Vernacular genders are the cultural patterns that, in
pre-industrial societies, regulate the language, attitudes, and
behavior of each sex. Tools are intrinsic to gender relationships
("to the degree that one can actively master one's tools, their
shape determines his/her self image"); and the very division
between domains "creates the tension that holds [each] society
together." With industrialization, these gender patterns disappear
and the sexes are reduced to more neutered categories. But no
compensating reduction in sexism occurs. Instead, the widening wage
gap, continued discrimination, and institutional sexism lead
Illich, like others, to see the industrial order as intrinsically
sexist. The answer, however, is not wages for housework - for
housework is "shadow work," as "unlike productive employment. . .
as it is unlike homesteading and traditional household activities."

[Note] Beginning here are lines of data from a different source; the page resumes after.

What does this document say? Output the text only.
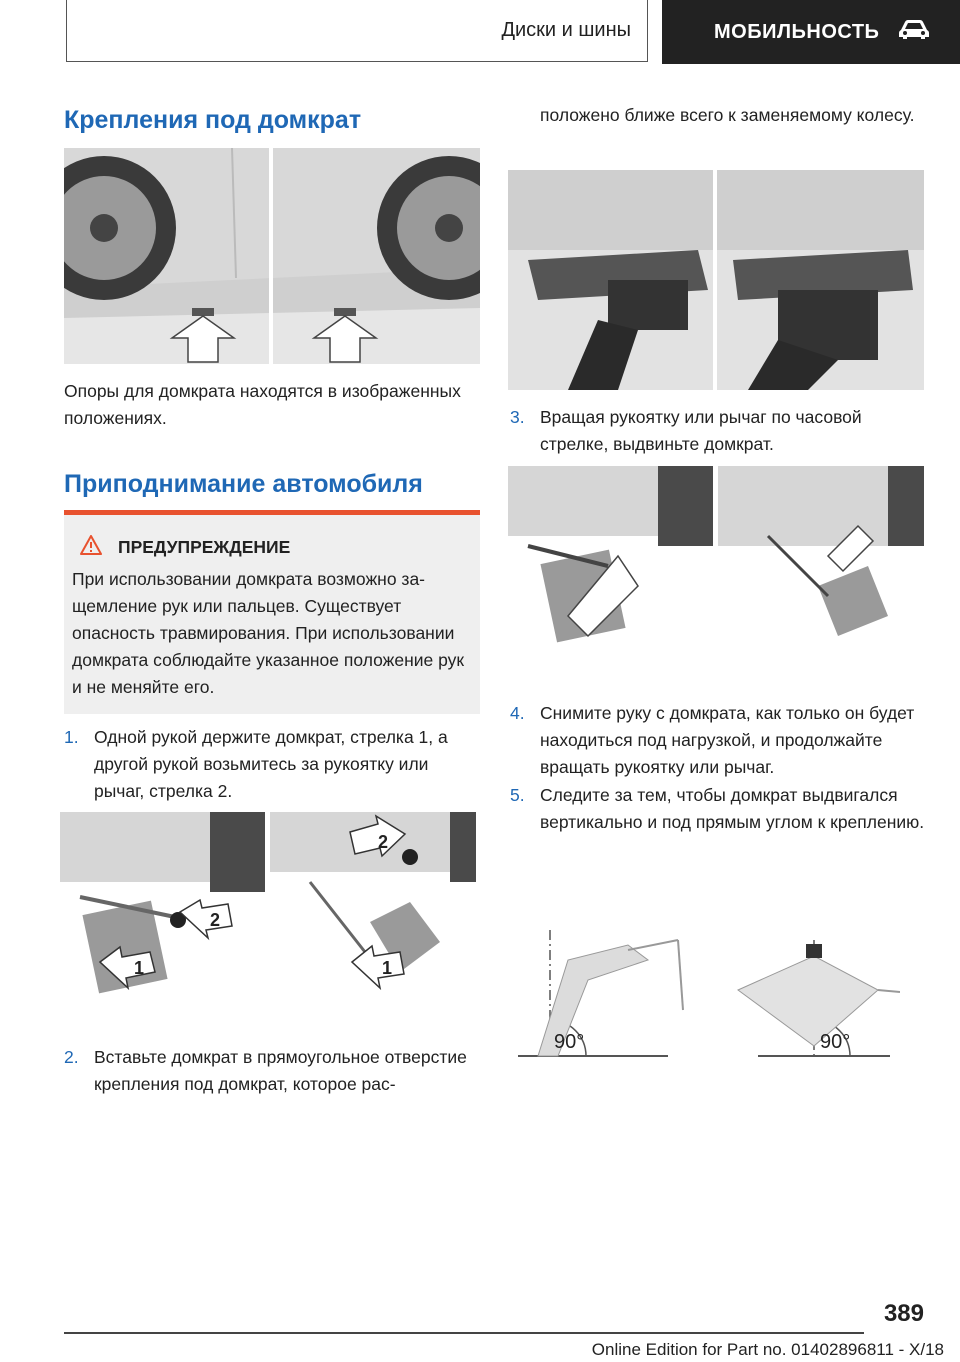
Диски и шины	МОБИЛЬНОСТЬ
Крепления под домкрат

Опоры для домкрата находятся в изображенных положениях.

Приподнимание автомобиля
ПРЕДУПРЕЖДЕНИЕ

При использовании домкрата возможно защемление рук или пальцев. Существует опасность травмирования. При использовании домкрата соблюдайте указанное положение рук и не меняйте его.

1. Одной рукой держите домкрат, стрелка 1, а другой рукой возьмитесь за рукоятку или рычаг, стрелка 2.

1
2
2
1
2. Вставьте домкрат в прямоугольное отверстие крепления под домкрат, которое рас-

положено ближе всего к заменяемому колесу.

3. Вращая рукоятку или рычаг по часовой стрелке, выдвиньте домкрат.

4. Снимите руку с домкрата, как только он будет находиться под нагрузкой, и продолжайте вращать рукоятку или рычаг.

5. Следите за тем, чтобы домкрат выдвигался вертикально и под прямым углом к креплению.

90°	90°
389
Online Edition for Part no. 01402896811 - X/18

And the entrance of men into this realm merely opens "a new field
for competition between the sexes." In contrast to those who
associate gains in women's rights with increased prosperity, Illich
sees in scarcity the possibility of a new rapprochement. "A
contemporary art of life can then arise, so long as our austere and
clear-sighted acceptance of the double ghetto of economic neuters
then moves us to renounce the comforts of economic sex." Some of
these ideas have appeared elsewhere in the Illich canon (Tools of
Conviviality, The Celebration of Awareness, Shadow Work); but their
extension to encompass gender is surprisingly effective. An
energetic attack on entrenched positions, and sure to provoke.